What happened
Film critics gave Sunday’s Oscars ceremony mixed reviews after producers filled the show with clips from old films and made limited use of host Jon Stewart because they had only a few weeks to put together the show after the settlement of the writers’ strike. (The New York Times, free registration)

What the commentators said
Stewart’s opening monologue set the tone nicely, said Paul Brownfield in the Los Angeles Times (free registration). The comedian called “the evening "makeup sex" after months of recrimination and stalemate between the studios and the scribes.” He noted that the prospect of canceling the Oscars reportedly sped up a settlement, and deadpanned: "So if we could, before we spend the next four to five hours giving each other golden statues, let's take a moment to congratulate ourselves."

For what? said Robert Bianco in USA Today. “Oscar has been less than scintillating before, but has it ever felt like more of a padded bore than it did Sunday night?” The nominees were largely uninspiring. And, because the show was slapped together without time for writers to work their usual magic, the audience was left watching mostly filler with Stewart lurking around “as an amusing but underemployed bystander.”

For that, said Michelle Solomon in NBC10.com, maybe we should be grateful. Stewart’s 10-minute open “didn't stray too far from his 2006 monologue or from his Daily Show mentality.” And in this election year, the worst moments were his flat political jokes. He got a few boos for his joke about how Hillary Clinton found actress Julie Christie’s portrayal of a woman who forgets her husband to be the “feel-good movie of the year.” And if a bizarrely complicated joke about Barack Obama that ended with the phrase “Gaydolf Titler” was the best he could do, maybe next year the Academy should invite Stephen Colbert to be host.

What a "disappointment," said James Poniewozik in Time.com's Tuned In blog.

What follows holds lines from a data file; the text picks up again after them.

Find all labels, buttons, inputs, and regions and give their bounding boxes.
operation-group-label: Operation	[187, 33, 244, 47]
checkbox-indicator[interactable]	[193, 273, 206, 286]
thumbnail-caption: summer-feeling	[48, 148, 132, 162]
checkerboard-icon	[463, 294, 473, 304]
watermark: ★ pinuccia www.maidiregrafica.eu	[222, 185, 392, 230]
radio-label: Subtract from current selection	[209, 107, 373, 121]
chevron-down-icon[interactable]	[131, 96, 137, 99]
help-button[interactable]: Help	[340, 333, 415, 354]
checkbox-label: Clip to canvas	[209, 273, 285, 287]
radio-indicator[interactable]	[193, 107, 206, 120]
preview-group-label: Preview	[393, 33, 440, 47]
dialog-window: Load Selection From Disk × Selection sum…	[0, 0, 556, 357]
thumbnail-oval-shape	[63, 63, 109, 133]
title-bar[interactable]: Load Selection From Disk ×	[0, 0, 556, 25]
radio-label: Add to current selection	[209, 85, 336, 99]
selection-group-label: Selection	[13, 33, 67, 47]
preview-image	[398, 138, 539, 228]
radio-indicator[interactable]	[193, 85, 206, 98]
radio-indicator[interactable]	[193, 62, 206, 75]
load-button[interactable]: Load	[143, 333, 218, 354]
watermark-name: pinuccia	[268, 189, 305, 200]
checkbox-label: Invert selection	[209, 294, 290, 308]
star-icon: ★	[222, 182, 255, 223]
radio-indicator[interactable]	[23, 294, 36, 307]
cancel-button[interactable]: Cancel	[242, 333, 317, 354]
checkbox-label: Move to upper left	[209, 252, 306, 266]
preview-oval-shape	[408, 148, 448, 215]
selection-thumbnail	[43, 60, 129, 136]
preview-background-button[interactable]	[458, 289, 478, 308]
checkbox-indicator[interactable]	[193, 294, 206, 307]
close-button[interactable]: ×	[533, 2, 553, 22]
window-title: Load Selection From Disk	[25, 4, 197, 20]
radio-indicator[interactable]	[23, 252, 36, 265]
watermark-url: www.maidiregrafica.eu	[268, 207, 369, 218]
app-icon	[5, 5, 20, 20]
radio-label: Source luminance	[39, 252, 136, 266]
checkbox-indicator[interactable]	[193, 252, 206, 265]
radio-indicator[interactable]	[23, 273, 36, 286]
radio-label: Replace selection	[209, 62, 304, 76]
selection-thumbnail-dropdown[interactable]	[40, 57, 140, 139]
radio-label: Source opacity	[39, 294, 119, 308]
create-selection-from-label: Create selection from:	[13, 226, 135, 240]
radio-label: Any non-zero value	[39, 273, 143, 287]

The first time Stewart hosted the show, in 2006, he made fun of "the conventions of the awards show itself, making him an ally of the TV audience rather than a sycophant to the stars." In his second try "he was just an Oscar host--sometimes a funny one, but a pretty conventional one, whose routine was loaded up with kiss-up softballs about how hot Colin Farrell is, what range Cate Blanchett has and what a tomcat Jack Nicholson is."